También hay un ataque contra el millonario, filántropo y director de orquesta amateur Gilbert Kaplan, ya fallecido, a quien el guión sólo le cambia el nombre de pila (aquí es Eliot Kaplan). Se lo describe como un cholulo de Tár y, ulteriormente, su reemplazante y plagiario cuando ella cae en desgracia (le roba la idea de llevar un instrumento de metal fuera de la sala en el inicio de la Quinta Sinfonía, para que suene más lejano, además de robarle la partitura); eso da pie a una de las escenas menos verosímiles de la película, que hasta podría ser tomada por onírica: cuando Tár se le aparece en el concierto y a puñetazos baja a Kaplan del podio.

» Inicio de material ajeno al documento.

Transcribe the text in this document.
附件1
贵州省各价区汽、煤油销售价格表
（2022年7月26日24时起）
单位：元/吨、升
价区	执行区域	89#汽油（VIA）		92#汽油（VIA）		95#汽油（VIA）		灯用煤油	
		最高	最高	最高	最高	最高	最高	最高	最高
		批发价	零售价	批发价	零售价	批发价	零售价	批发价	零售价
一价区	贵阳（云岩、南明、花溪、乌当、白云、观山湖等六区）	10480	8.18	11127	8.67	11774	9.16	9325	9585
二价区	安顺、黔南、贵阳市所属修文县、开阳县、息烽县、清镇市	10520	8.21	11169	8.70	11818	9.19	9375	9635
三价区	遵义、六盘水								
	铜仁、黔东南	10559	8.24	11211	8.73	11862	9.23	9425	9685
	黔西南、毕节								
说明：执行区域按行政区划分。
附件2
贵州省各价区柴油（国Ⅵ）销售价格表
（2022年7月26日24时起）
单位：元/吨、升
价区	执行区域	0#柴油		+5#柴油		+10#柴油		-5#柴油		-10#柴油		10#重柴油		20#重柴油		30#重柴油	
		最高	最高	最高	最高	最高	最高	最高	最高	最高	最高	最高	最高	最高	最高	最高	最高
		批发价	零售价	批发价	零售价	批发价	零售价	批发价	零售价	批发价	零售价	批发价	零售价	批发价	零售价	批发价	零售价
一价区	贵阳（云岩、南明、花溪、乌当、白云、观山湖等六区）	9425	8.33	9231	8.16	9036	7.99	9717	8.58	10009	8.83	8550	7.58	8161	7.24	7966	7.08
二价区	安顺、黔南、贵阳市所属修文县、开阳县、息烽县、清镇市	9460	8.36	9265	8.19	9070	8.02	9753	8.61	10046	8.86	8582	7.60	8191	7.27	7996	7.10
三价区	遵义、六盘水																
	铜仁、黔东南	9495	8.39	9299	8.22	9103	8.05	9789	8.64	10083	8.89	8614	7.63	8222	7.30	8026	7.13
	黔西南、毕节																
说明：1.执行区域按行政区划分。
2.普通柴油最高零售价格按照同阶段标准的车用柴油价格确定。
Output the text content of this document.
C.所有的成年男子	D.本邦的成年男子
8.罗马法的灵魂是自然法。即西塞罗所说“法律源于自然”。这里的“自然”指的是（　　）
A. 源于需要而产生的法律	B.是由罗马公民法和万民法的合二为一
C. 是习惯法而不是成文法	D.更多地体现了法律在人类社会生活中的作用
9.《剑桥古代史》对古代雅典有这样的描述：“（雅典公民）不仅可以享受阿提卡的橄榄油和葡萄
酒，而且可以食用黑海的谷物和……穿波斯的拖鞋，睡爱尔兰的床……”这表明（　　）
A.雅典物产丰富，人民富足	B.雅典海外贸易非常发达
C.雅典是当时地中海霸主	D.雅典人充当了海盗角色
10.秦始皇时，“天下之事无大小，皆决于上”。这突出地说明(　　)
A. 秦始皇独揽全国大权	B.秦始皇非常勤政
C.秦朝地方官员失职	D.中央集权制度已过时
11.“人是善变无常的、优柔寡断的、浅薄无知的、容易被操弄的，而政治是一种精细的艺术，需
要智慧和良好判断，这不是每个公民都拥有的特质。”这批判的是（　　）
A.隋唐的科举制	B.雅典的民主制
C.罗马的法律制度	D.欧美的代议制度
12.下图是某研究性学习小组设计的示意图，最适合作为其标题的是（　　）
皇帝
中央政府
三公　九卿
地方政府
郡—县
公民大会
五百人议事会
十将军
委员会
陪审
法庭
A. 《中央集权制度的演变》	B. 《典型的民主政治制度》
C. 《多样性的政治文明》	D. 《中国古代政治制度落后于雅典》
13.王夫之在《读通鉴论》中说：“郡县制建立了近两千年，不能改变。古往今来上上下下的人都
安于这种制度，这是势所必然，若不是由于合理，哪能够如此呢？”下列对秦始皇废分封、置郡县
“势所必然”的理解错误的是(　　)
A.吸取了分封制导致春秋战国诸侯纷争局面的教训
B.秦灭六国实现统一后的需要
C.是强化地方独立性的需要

No es el único lunar de un film que, casi en su integridad, transcurre con fluidez y vértigo, pese a su duración. La caracterización de Francesca (Noémie Merlant), es más la de una servil ayuda de cámara que la de una aspirante a subdirectora de la Filarmónica (la “Leporella” que mencionamos al principio): en ningún momento se ve su relación con la música, y su lugar dentro de la historia es más funcional que otra cosa. Tampoco encaja del todo con el registro del film la escena del “descenso a los infiernos” cuando Tár persigue a una joven cellista rusa de la que se enamora, lo cual termina por subrayar demasiado el símil con Don Giovanni. Pero, más allá, de estas disonancias, algunas ambigüedades, y un desenlace un tanto grotesco (aunque coherente) Tár es un film que los amantes de la música clásica y del cine con personajes fuertes y controversiales no olvidarán fácilmente.